Seattle has a reputation for being skeptical of out-of-town chefs opening here, but Oahu-raised Kodama is hardly a stranger to this part of the world. He left his engineering studies at the University of Hawaii in 1979 to move to Puget Sound, working at Arnie's in Mukilteo and Edmonds, before taking a job with the local Restaurants Unlimited group.
Northwest diners should also appreciate his embrace of casual attire (shorts and flip-flops are always welcome in Kodama's restaurants) and the priority accorded to wine. Business partner and company wine director Chuck Furuya was just the 10th American to pass the Master Sommelier exam back in 1988. He, Kodama, and the rest of the company's senior staff plan to set up camp here for a period of months to oversee Sansei's opening this fall.
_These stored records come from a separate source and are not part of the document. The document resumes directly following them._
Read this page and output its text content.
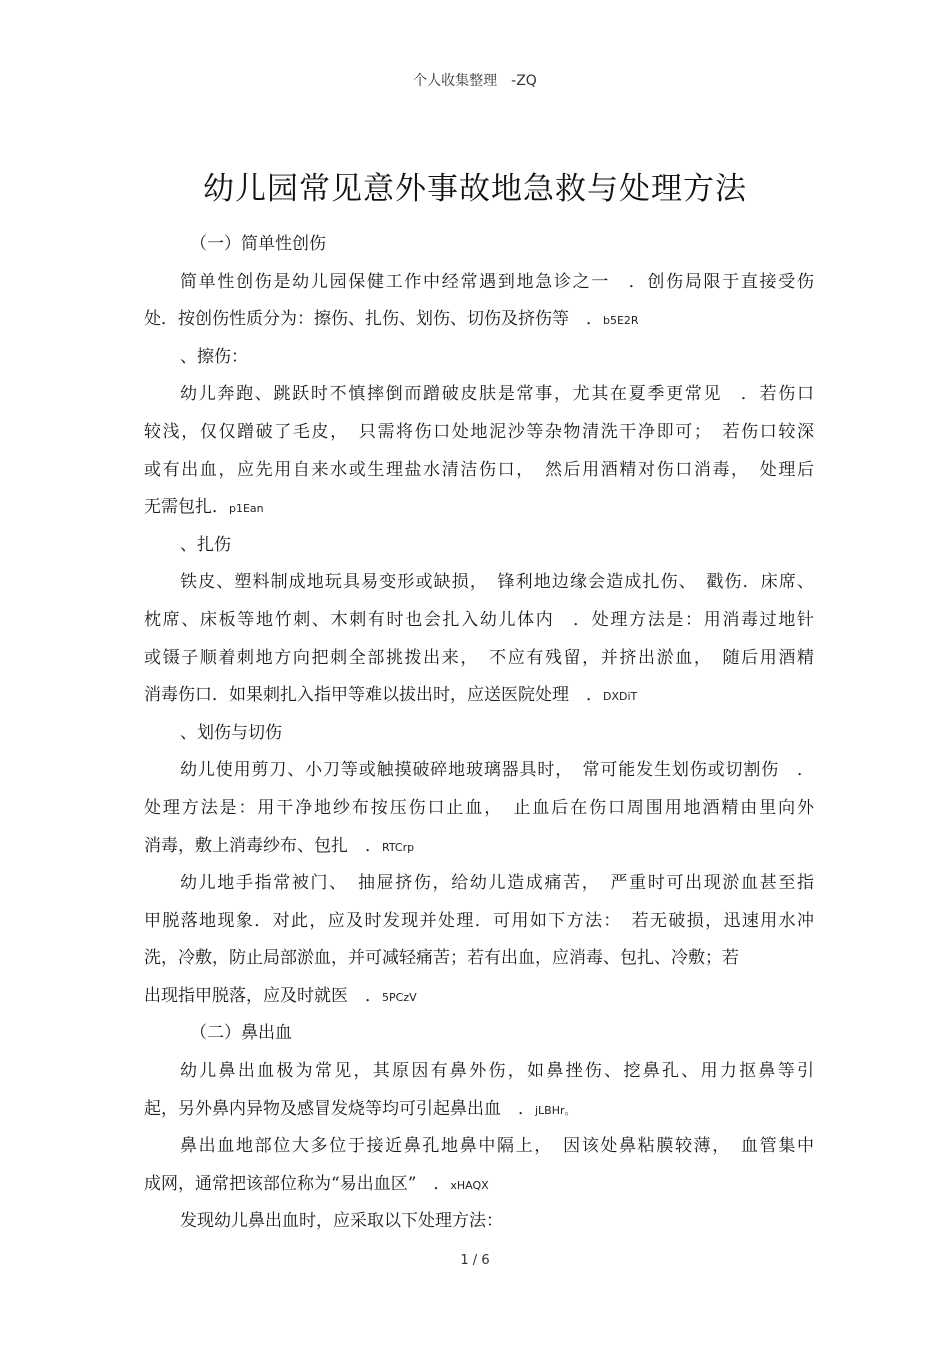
个人收集整理　-ZQ
幼儿园常见意外事故地急救与处理方法
（一）简单性创伤
简单性创伤是幼儿园保健工作中经常遇到地急诊之一　．创伤局限于直接受伤
处．按创伤性质分为：擦伤、扎伤、划伤、切伤及挤伤等　．b5E2R
、擦伤：
幼儿奔跑、跳跃时不慎摔倒而蹭破皮肤是常事，尤其在夏季更常见　．若伤口
较浅，仅仅蹭破了毛皮，　只需将伤口处地泥沙等杂物清洗干净即可；　若伤口较深
或有出血，应先用自来水或生理盐水清洁伤口，　然后用酒精对伤口消毒，　处理后
无需包扎．p1Ean
、扎伤
铁皮、塑料制成地玩具易变形或缺损，　锋利地边缘会造成扎伤、　戳伤．床席、
枕席、床板等地竹刺、木刺有时也会扎入幼儿体内　．处理方法是：用消毒过地针
或镊子顺着刺地方向把刺全部挑拨出来，　不应有残留，并挤出淤血，　随后用酒精
消毒伤口．如果刺扎入指甲等难以拔出时，应送医院处理　．DXDiT
、划伤与切伤
幼儿使用剪刀、小刀等或触摸破碎地玻璃器具时，　常可能发生划伤或切割伤　．
处理方法是：用干净地纱布按压伤口止血，　止血后在伤口周围用地酒精由里向外
消毒，敷上消毒纱布、包扎　．RTCrp
幼儿地手指常被门、　抽屉挤伤，给幼儿造成痛苦，　严重时可出现淤血甚至指
甲脱落地现象．对此，应及时发现并处理．可用如下方法：　若无破损，迅速用水冲
洗，冷敷，防止局部淤血，并可减轻痛苦；若有出血，应消毒、包扎、冷敷；若
出现指甲脱落，应及时就医　．5PCzV
（二）鼻出血
幼儿鼻出血极为常见，其原因有鼻外伤，如鼻挫伤、挖鼻孔、用力抠鼻等引
起，另外鼻内异物及感冒发烧等均可引起鼻出血　．jLBHr。
鼻出血地部位大多位于接近鼻孔地鼻中隔上，　因该处鼻粘膜较薄，　血管集中
成网，通常把该部位称为“易出血区”　．xHAQX
发现幼儿鼻出血时，应采取以下处理方法：
1 / 6
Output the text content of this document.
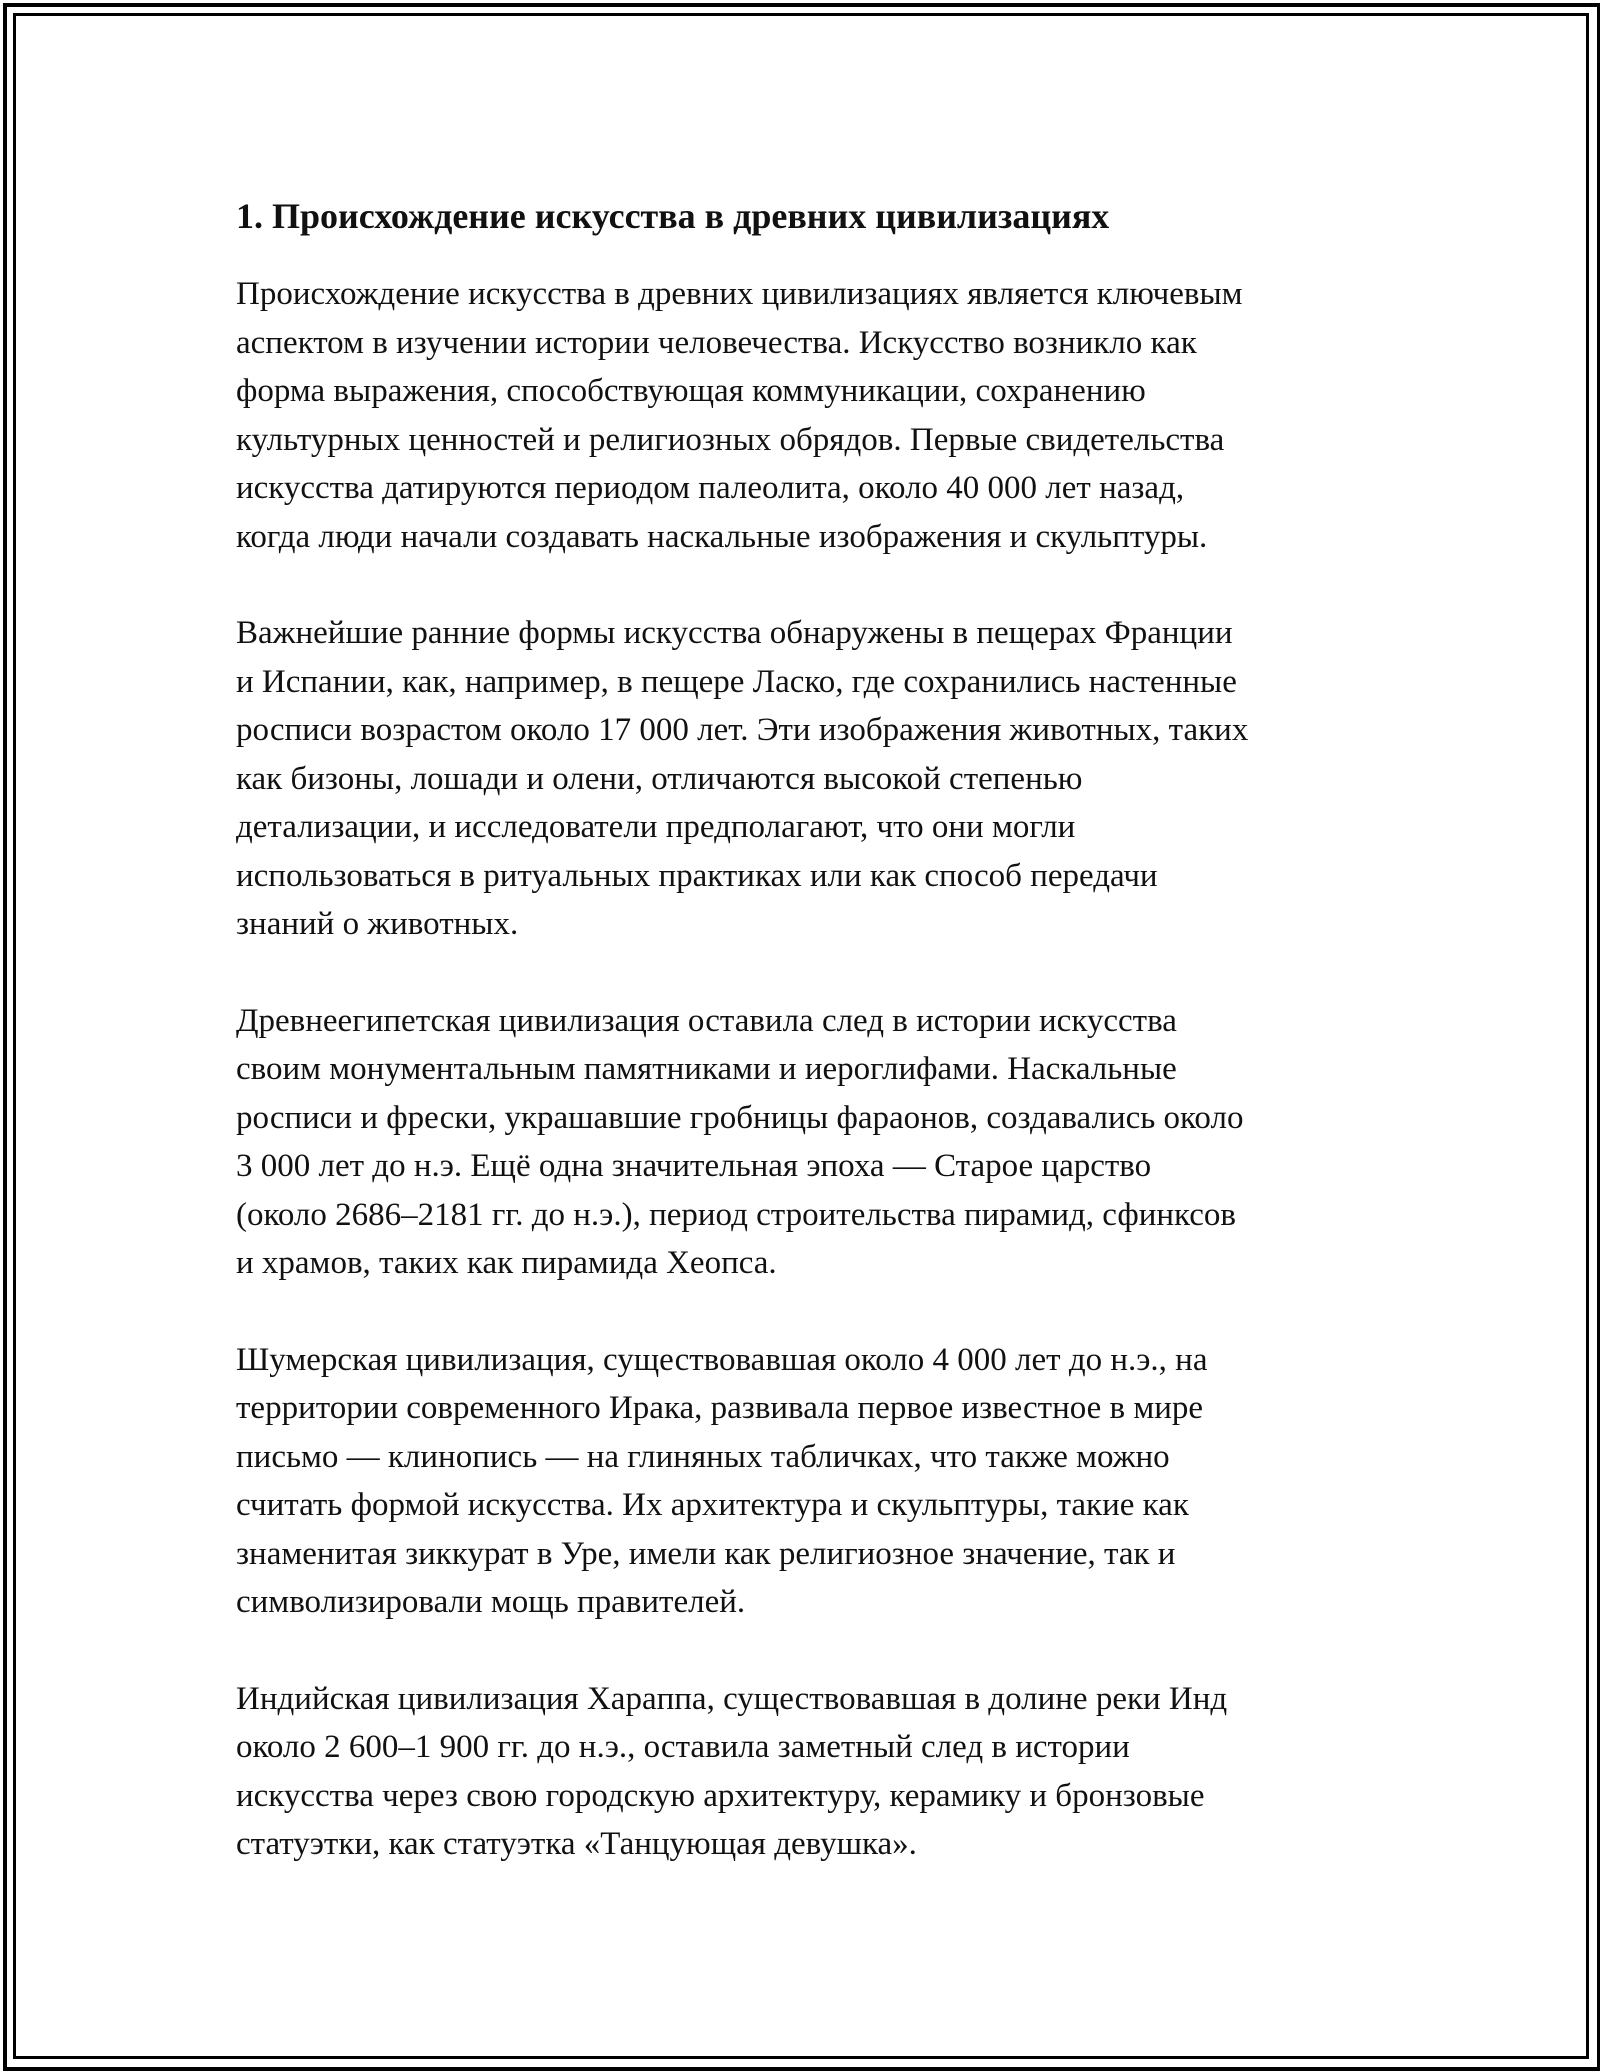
1. Происхождение искусства в древних цивилизациях

Происхождение искусства в древних цивилизациях является ключевым
аспектом в изучении истории человечества. Искусство возникло как
форма выражения, способствующая коммуникации, сохранению
культурных ценностей и религиозных обрядов. Первые свидетельства
искусства датируются периодом палеолита, около 40 000 лет назад,
когда люди начали создавать наскальные изображения и скульптуры.

Важнейшие ранние формы искусства обнаружены в пещерах Франции
и Испании, как, например, в пещере Ласко, где сохранились настенные
росписи возрастом около 17 000 лет. Эти изображения животных, таких
как бизоны, лошади и олени, отличаются высокой степенью
детализации, и исследователи предполагают, что они могли
использоваться в ритуальных практиках или как способ передачи
знаний о животных.

Древнеегипетская цивилизация оставила след в истории искусства
своим монументальным памятниками и иероглифами. Наскальные
росписи и фрески, украшавшие гробницы фараонов, создавались около
3 000 лет до н.э. Ещё одна значительная эпоха — Старое царство
(около 2686–2181 гг. до н.э.), период строительства пирамид, сфинксов
и храмов, таких как пирамида Хеопса.

Шумерская цивилизация, существовавшая около 4 000 лет до н.э., на
территории современного Ирака, развивала первое известное в мире
письмо — клинопись — на глиняных табличках, что также можно
считать формой искусства. Их архитектура и скульптуры, такие как
знаменитая зиккурат в Уре, имели как религиозное значение, так и
символизировали мощь правителей.

Индийская цивилизация Харaппа, существовавшая в долине реки Инд
около 2 600–1 900 гг. до н.э., оставила заметный след в истории
искусства через свою городскую архитектуру, керамику и бронзовые
статуэтки, как статуэтка «Танцующая девушка».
When Holland Partner Group, the developer behind the 40-story apartment tower set out to fill the 3,500-square-foot restaurant at its base, it wanted a destination presence to help bridge the gap and connect Pike/Pine's downtown and Capitol Hill corridors. Holland's lead retail guy Jeff Bernard was also looking for a restaurateur who could keep the block lively well after business hours have ended. Hence he was thrilled to connect with Kodama: "It's hard to find somebody like that who can do a line-out-the-door, big happy hour, two dinner seatings, then have a late-night sushi happy hour as well."
Sansei will also have a patio—a rarity in this part of town—as well as a lounge and a dedicated sushi bar in the dining room. More details to come, but the target open is looking like fall. The intersection of Ninth and Pine is well on its way to becoming a legitimate dining destination; Tom Douglas is on track to open the Carlile room across the street in July.